America’s Foster Care System Failed Ma'Khia Bryant
In an article by The Grio, American journalist and author, Dr. Stacey Patton, shares her personal experience in the foster care system. Patton calls the American foster care system traumatizing; being placed in foster care can cause stress and additional trauma to a child based on the type of home or agency the child is placed in. She states statistics regarding Black children and foster care.
"According to federal data, Black children are placed into foster care at twice the rate of white children. They are more likely to be placed into foster care than receive in-home services even when they have the same problems as white children. Black children stay in foster care longer, receive fewer services, are more likely to be given psychotropic medications to control their behaviors, and increasing numbers are being funneled through the foster-care-to-prison pipeline."

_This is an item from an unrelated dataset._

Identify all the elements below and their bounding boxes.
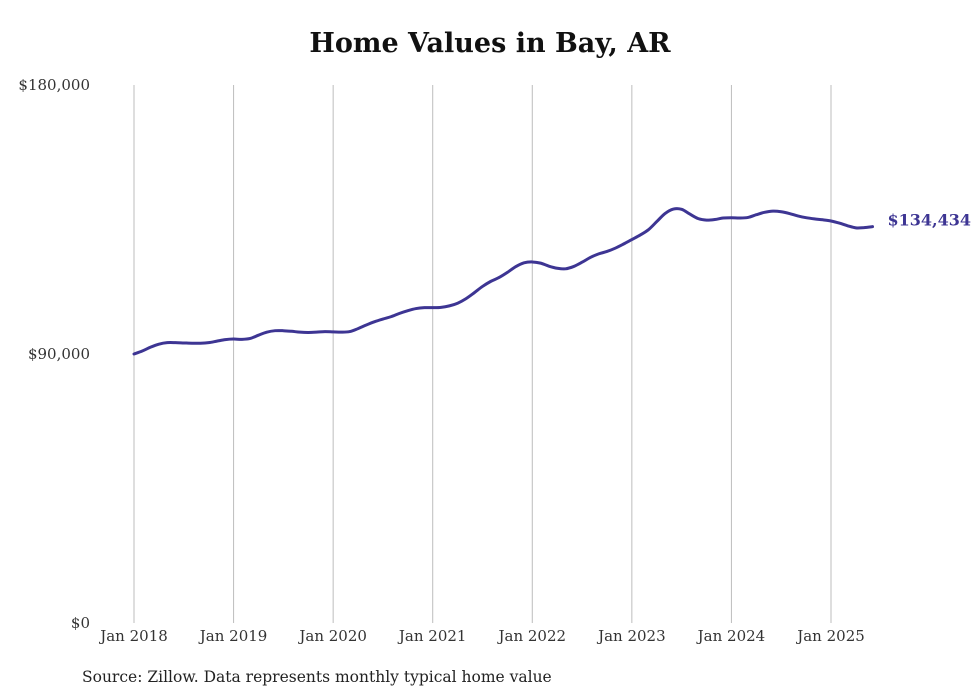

"This is not a system that is designed to heal, empower, or prepare children to become healthy, thriving and productive adults. When Black families and communities fail their children, they are placed at risk for an entire ecosystem of negative outcomes."
What people don't know about the foster care system is that it can be very damaging to a child. According to the New Jersey Herald, it was Ma'Khia's parents and the foster care system that created a girl so mad she wanted to kill someone. Bryant wasn't born angry, they teamed up to put the knife in her hand. Did you know that according to the National Coalition for Child Protection Reform (NCCPR) foster care is considered unsafe for children? This same agency has reported the rate of sexual abuse to occur four times higher than the rate in the general population. In group homes, there was more than ten times the rate of physical abuse and more than 28 times the rate of sexual abuse as in the general population.
Now, can you see the type of environment Ma'Khia Bryant may have been living in? Can you see how a system neglected this child? If you ask me, a social worker should have been called to the scene too. Maybe then, the police officers called to the scene would have made an informed decision as opposed to reacting to a perceived threat. Then maybe more than one life would have been saved that day.
But based on laws, Ma'Khia still may have been arrested for a criminal act and placed in the juvenile justice system. There was only one victim that day and it was not her.
Ohio’s Foster Care System Failed Too
It has also been said that families and children fall through the cracks when people are not performing their job adequately. To be a civil servant is to protect and serve. The assistant director, Scott Britton, of the Public Children Services Association of Ohio, disclosed Ohio's foster care system struggled to help families with a high turnover rate or loss of caseworkers in recent years. It wasn't until recently Ohio State created an advisory panel to find ways to improve their foster care system which included recommendations of additional support and oversight.
In addition to system racism or police brutality in shooting deaths like Ma'Khia Bryant, we must also examine the home.
Accountability starts and ends in the home.